Até uns dez anos, a expectativa é que um bom aluno iria à escola para ter contato com as grandes áreas do conhecimento, aprender com professores e então partir para sua vida adulta. Agora, os educadores dizem que conhecimento não é suficiente e que é necessário ter habilidades como motivação, perseverança e resiliência. Em que momento os professores e pais deveriam incutir essas habilidades nas crianças?
VIVIENNE MING Construir e promover esses traços pessoais é um processo que pode ser iniciado em qualquer idade, com os melhores resultados se a intervenção começar na infância.
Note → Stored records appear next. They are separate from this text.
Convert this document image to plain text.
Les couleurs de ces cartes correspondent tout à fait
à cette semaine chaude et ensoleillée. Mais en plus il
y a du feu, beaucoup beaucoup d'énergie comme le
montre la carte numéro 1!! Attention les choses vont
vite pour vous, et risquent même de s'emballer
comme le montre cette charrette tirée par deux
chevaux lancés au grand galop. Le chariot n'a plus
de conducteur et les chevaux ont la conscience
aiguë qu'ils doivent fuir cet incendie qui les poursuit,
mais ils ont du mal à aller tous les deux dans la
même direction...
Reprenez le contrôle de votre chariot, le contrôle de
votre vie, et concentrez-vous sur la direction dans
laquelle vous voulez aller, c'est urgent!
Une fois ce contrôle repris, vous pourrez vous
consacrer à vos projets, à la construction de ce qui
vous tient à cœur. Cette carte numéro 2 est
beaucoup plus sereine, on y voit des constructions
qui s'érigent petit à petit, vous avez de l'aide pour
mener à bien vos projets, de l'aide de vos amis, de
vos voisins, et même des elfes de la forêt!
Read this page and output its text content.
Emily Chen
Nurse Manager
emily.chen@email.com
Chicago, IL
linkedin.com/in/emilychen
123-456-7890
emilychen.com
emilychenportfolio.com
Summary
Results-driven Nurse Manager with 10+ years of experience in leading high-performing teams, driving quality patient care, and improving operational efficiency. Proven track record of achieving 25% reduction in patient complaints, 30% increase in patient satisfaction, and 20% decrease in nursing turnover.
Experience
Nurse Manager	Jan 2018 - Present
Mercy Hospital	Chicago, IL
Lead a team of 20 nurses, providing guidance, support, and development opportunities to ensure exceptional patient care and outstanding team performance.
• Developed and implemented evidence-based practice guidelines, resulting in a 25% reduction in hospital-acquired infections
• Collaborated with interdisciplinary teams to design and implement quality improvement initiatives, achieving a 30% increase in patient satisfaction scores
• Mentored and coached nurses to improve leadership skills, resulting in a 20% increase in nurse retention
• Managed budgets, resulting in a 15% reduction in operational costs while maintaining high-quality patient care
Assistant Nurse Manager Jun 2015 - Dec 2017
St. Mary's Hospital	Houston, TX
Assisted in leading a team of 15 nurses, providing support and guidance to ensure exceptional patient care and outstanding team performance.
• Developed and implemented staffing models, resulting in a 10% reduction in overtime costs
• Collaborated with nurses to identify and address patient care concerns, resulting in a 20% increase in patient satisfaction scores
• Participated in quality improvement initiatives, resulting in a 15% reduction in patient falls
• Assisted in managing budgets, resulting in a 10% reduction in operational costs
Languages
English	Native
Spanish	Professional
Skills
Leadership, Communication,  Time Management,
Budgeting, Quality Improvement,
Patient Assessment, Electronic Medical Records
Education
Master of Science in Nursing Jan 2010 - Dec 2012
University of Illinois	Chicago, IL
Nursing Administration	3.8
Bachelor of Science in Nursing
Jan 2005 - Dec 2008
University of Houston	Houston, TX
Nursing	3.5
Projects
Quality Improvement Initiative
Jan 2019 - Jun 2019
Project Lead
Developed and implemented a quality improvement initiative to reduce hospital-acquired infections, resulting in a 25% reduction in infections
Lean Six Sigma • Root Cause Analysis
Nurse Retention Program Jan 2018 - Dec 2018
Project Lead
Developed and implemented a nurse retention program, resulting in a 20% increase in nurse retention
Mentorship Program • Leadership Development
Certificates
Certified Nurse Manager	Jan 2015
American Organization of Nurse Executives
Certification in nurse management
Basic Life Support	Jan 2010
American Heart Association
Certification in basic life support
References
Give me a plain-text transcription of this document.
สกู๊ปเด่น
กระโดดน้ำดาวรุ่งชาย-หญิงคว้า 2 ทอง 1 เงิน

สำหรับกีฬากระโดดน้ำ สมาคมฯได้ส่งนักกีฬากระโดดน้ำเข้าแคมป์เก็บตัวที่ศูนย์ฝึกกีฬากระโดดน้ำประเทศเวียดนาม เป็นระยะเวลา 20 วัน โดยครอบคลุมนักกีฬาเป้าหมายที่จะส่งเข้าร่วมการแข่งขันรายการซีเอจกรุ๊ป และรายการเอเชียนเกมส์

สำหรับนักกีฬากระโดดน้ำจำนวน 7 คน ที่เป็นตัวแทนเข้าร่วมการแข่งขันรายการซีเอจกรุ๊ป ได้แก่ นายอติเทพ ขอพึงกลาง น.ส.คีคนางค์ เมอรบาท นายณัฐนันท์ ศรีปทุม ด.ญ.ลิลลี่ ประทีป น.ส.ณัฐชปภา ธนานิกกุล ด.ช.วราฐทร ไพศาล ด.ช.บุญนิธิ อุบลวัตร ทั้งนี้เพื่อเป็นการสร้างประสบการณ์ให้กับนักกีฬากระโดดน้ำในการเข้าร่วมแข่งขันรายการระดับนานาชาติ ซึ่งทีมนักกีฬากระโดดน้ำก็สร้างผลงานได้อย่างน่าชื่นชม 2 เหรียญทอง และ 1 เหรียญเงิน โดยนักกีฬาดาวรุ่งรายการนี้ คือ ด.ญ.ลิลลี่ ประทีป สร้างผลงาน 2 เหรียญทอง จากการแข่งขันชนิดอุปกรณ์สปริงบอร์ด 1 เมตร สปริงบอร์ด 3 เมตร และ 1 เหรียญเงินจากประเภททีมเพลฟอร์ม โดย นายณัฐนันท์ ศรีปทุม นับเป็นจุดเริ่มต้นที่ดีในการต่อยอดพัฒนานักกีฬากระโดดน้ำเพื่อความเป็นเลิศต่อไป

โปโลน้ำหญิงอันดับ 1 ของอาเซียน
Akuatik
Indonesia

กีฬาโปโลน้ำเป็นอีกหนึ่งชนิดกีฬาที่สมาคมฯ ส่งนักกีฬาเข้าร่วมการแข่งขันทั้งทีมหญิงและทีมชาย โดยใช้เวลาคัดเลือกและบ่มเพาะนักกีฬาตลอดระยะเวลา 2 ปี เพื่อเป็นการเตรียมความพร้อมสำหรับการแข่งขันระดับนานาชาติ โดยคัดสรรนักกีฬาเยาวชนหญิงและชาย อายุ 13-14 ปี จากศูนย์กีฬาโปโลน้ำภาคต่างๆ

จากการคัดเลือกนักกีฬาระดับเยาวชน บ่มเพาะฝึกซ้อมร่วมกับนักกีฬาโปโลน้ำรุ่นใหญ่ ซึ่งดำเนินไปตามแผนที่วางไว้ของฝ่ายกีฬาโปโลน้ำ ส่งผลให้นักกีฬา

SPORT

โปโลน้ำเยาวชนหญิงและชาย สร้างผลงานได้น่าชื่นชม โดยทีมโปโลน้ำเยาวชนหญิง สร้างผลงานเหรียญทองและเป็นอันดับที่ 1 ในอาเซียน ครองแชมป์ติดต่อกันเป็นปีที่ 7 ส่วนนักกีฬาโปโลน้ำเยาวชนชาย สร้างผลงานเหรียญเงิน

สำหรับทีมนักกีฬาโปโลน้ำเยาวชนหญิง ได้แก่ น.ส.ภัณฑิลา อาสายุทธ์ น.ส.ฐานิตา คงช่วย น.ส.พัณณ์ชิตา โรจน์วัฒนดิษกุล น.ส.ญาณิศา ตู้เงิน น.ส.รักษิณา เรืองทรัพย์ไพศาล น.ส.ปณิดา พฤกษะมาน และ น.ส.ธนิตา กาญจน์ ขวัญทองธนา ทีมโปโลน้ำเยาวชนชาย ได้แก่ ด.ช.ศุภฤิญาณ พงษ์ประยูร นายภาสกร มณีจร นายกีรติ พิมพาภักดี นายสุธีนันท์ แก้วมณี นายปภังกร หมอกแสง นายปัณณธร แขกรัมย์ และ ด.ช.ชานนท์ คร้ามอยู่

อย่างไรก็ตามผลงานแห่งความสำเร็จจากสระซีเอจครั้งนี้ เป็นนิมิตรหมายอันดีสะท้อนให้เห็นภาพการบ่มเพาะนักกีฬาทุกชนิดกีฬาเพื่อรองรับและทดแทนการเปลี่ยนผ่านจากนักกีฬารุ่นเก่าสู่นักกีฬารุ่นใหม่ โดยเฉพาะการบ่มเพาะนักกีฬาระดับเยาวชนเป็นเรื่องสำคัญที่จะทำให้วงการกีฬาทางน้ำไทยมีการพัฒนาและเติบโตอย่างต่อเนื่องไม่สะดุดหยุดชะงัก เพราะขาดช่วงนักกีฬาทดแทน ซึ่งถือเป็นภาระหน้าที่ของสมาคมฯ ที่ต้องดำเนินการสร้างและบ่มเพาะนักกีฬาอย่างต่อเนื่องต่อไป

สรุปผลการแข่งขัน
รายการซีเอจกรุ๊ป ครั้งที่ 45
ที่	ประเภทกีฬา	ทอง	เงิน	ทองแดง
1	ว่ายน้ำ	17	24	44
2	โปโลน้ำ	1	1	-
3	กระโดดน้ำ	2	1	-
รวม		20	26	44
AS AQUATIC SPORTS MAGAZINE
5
Por exemplo: crianças começam a aprender o significado dos valores que são moldados por sua família ao observar o esforço que seus pais colocam em diferentes tarefas. Os bebês valorizam algumas coisas muito mais do que outras, apenas vendo os adultos se esforçarem para conseguir algo.

Nosso trabalho é focado em desenvolver 50 habilidades e atitudes, a partir da perspectiva e crescimento dessa maneira de ver as coisas até chegar à metacognição, resolução de problemas e memória de trabalho (working memory). Estas áreas foram identificar pela ciência do aprendizado e por pesquisas que fiz para promover saúde, bem-estar, Educação e ganhos em anos posteriores, e para dominar fatores no sucesso educacional, econômico e até do ponto de vista empreendedor.

No Socos Lab, você criou um programa que usa dados para tentar prever qual será o nível de sucesso de um aluno. Como funciona?
Nosso objetivo não é “prever o resultado de um aluno”. É ajudar estudantes a se desenvolverem para ter melhores resultados. Nesse sentido, não estamos construindo um perfil estatístico de uma criança, mas muito mais uma aspiração do ser humano que essa criança quer se tornar: uma pessoa mais resiliente, com capacidade de tomar decisões, pensamento estratégico mais desenvolvido etc. O que acontece é que em nosso trabalho essas aspirações não são arbitrárias. Por exemplo: nosso aplicativo de apoio aos pais, Muse, faz uma pergunta diferente a cada dia, e conforme a resposta somos capazes de aprender mais sobre uma criança e seus pais. As respostas nunca não compartilhadas com outras pessoas, mas o aprendizado de máquina que forma a base do Muse nos permite usar essas respostas para prever em que áreas uma criança pode se beneficiar de um maior desenvolvimento. Usando tendências em habilidade de nossa análise de mais de 122 milhões de profissionais do mercado de trabalho e outros insights encontrados em pesquisas sobre ciência do aprendizado, o aplicativo sugere atividades para promover as habilidades de “meta aprendizado” que mais irão beneficiar a criança. O objetivo é sugerir uma intervenção que apoie o potencial da criança e compartilhar estas informações com os pais e responsáveis, para que essa criança cresça com sua família, e não com um celular.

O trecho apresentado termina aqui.